According to Steve Jobs, “if the hardware is the brain and sinew of our [Apple] products, the software is their soul”. As of July 2011, the soul of the Mac OS will be upgraded in the form of a new OS called “Lion”. But while this new OS comes with a number of shiny new features, what does it mean for server admins that are more concerned with their server than their desktop?
First up, it looks like the non-server version of Lion is going to allow users to run native, virtualized versions of Mac OS X Lion. This matters because in the past, Apple has limited this ability to run VPS servers to only those who bought the server version of their OS, and would require each user to buy a license for every single copy they wanted to be virtualized.
For $30, a user can upgrade from Snow Leopard to Lion, and the “server app” addition is only $50 more, meaning that the new Mac OS X comes in as one of the most cost-effective virtual server tools on the market – something many IT admins and cost-watching execs will be happy about.

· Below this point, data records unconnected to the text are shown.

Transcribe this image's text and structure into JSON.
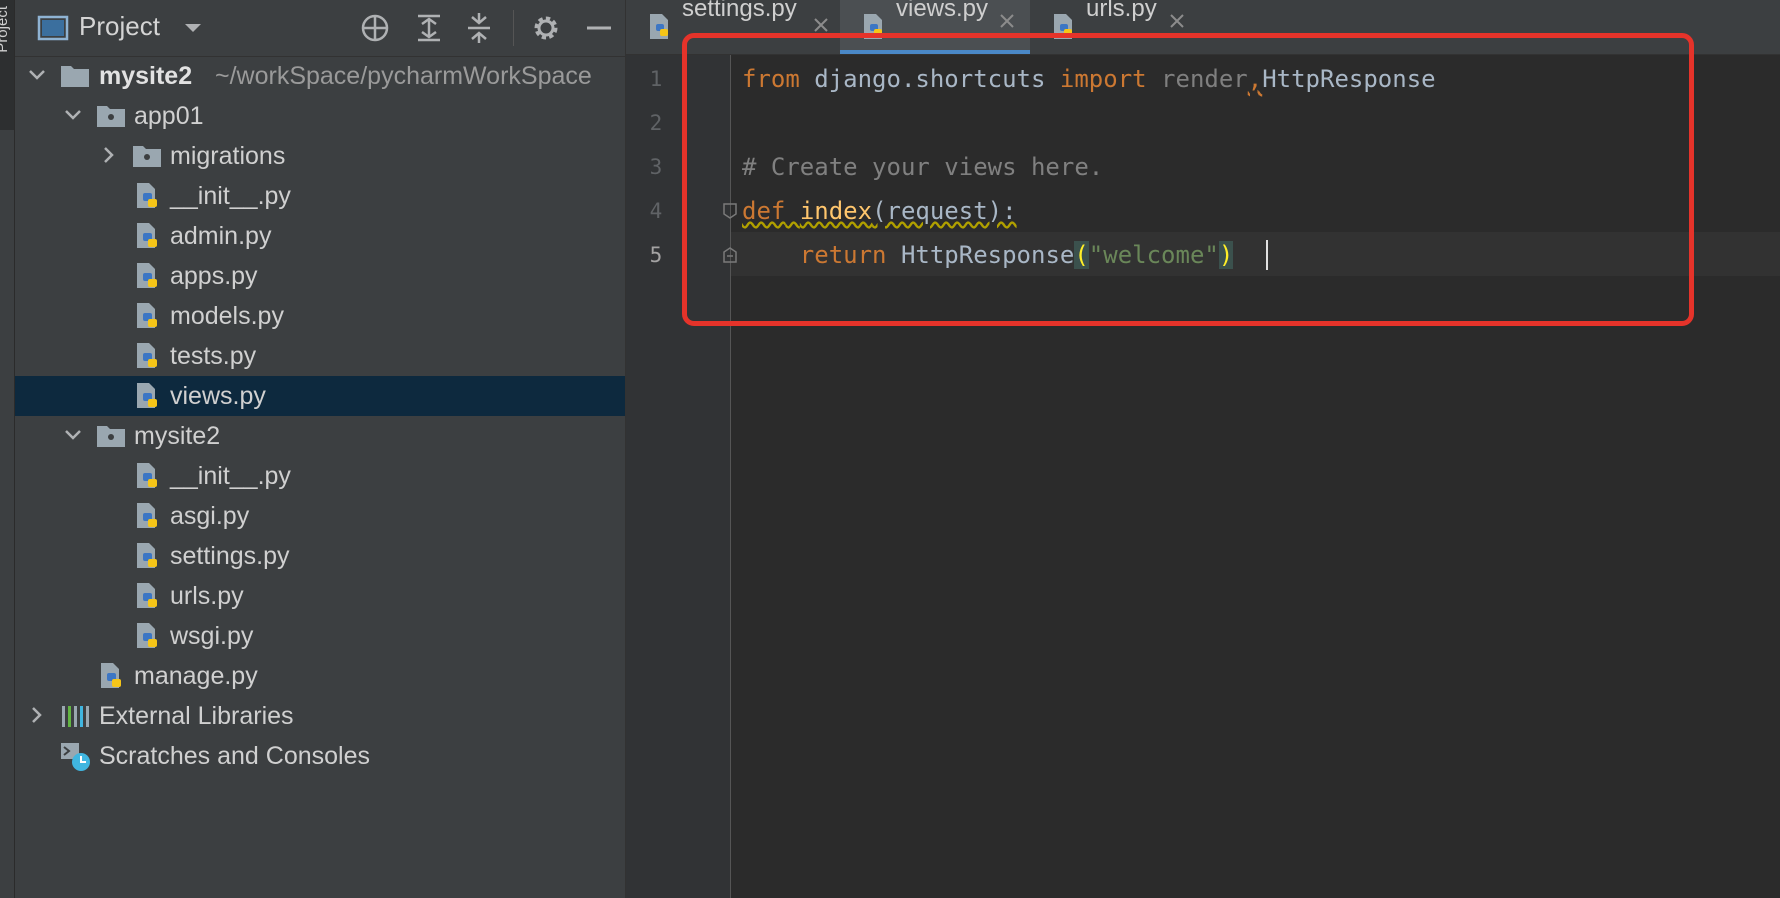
{
  "side_strip": {
    "label": "Project"
  },
  "project_panel": {
    "title": "Project",
    "tree": [
      {
        "id": "root",
        "label": "mysite2",
        "path": "~/workSpace/pycharmWorkSpace"
      },
      {
        "id": "app01",
        "label": "app01"
      },
      {
        "id": "migrations",
        "label": "migrations"
      },
      {
        "id": "init1",
        "label": "__init__.py"
      },
      {
        "id": "admin",
        "label": "admin.py"
      },
      {
        "id": "apps",
        "label": "apps.py"
      },
      {
        "id": "models",
        "label": "models.py"
      },
      {
        "id": "tests",
        "label": "tests.py"
      },
      {
        "id": "views",
        "label": "views.py"
      },
      {
        "id": "mysite2pkg",
        "label": "mysite2"
      },
      {
        "id": "init2",
        "label": "__init__.py"
      },
      {
        "id": "asgi",
        "label": "asgi.py"
      },
      {
        "id": "settings",
        "label": "settings.py"
      },
      {
        "id": "urls",
        "label": "urls.py"
      },
      {
        "id": "wsgi",
        "label": "wsgi.py"
      },
      {
        "id": "manage",
        "label": "manage.py"
      },
      {
        "id": "extlibs",
        "label": "External Libraries"
      },
      {
        "id": "scratches",
        "label": "Scratches and Consoles"
      }
    ]
  },
  "editor": {
    "tabs": [
      {
        "label": "settings.py"
      },
      {
        "label": "views.py",
        "active": true
      },
      {
        "label": "urls.py"
      }
    ],
    "line_numbers": [
      "1",
      "2",
      "3",
      "4",
      "5"
    ],
    "code": {
      "l1": {
        "kw_from": "from",
        "module": "django.shortcuts",
        "kw_import": "import",
        "unused": "render",
        "comma": ",",
        "name": "HttpResponse"
      },
      "l3": {
        "comment": "# Create your views here."
      },
      "l4": {
        "kw_def": "def",
        "fn": "index",
        "rest": "(request):"
      },
      "l5": {
        "indent": "    ",
        "kw_return": "return",
        "call": "HttpResponse",
        "open": "(",
        "str": "\"welcome\"",
        "close": ")"
      }
    }
  },
  "colors": {
    "keyword": "#cc7832",
    "function": "#ffc66d",
    "string": "#6a8759",
    "comment": "#808080",
    "highlight_box": "#e5332a",
    "selection": "#0d293e",
    "tab_underline": "#4a88c7"
  },
  "icons": {
    "panel": "project-view-icon",
    "locate": "locate-icon",
    "expand": "expand-all-icon",
    "collapse": "collapse-all-icon",
    "settings": "gear-icon",
    "hide": "minimize-icon",
    "python_file": "python-file-icon",
    "folder": "folder-icon",
    "libraries": "library-icon",
    "scratches": "scratches-icon"
  }
}
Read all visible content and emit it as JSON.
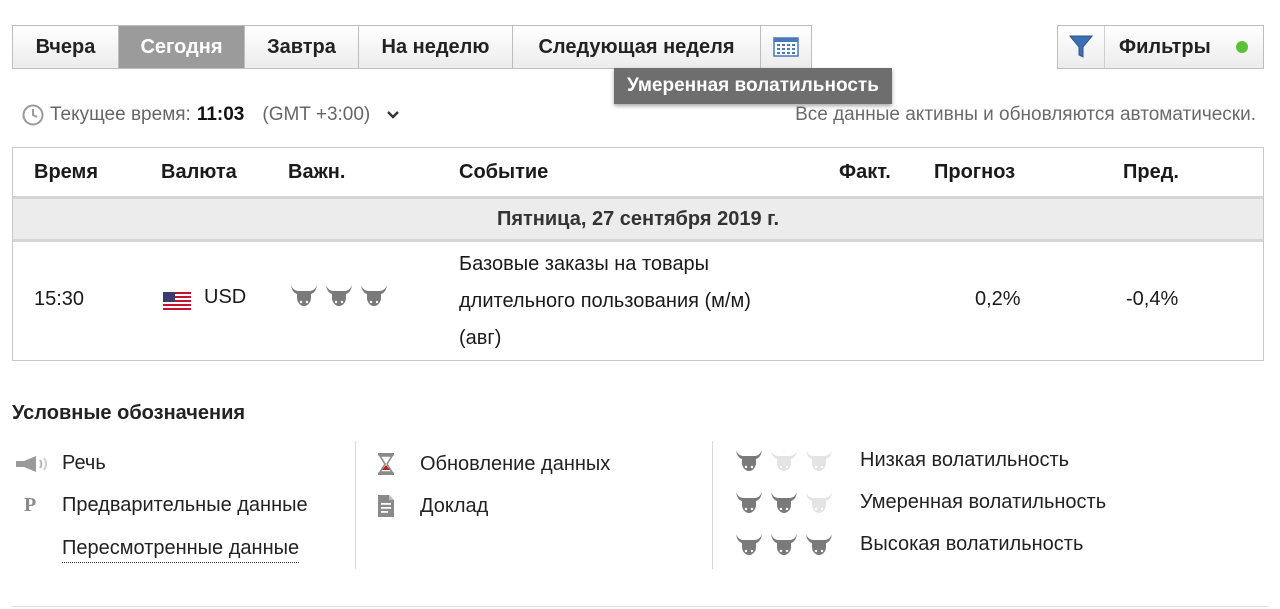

It seems that Apple is doing its best to infiltrate the server virtualization market by making it virtualization platform both affordable and simple to use. Though there are more powerful server tools on the market, Apple is well-known for their easy-to-use GUIs, and many IT users may decide to make the move to Lion for the simple fact that they will be able to easily deal with most events that occur within their data center.
Though Apple is playing catch-up in the virtualization market, Mac OS X Lion looks to have great potential.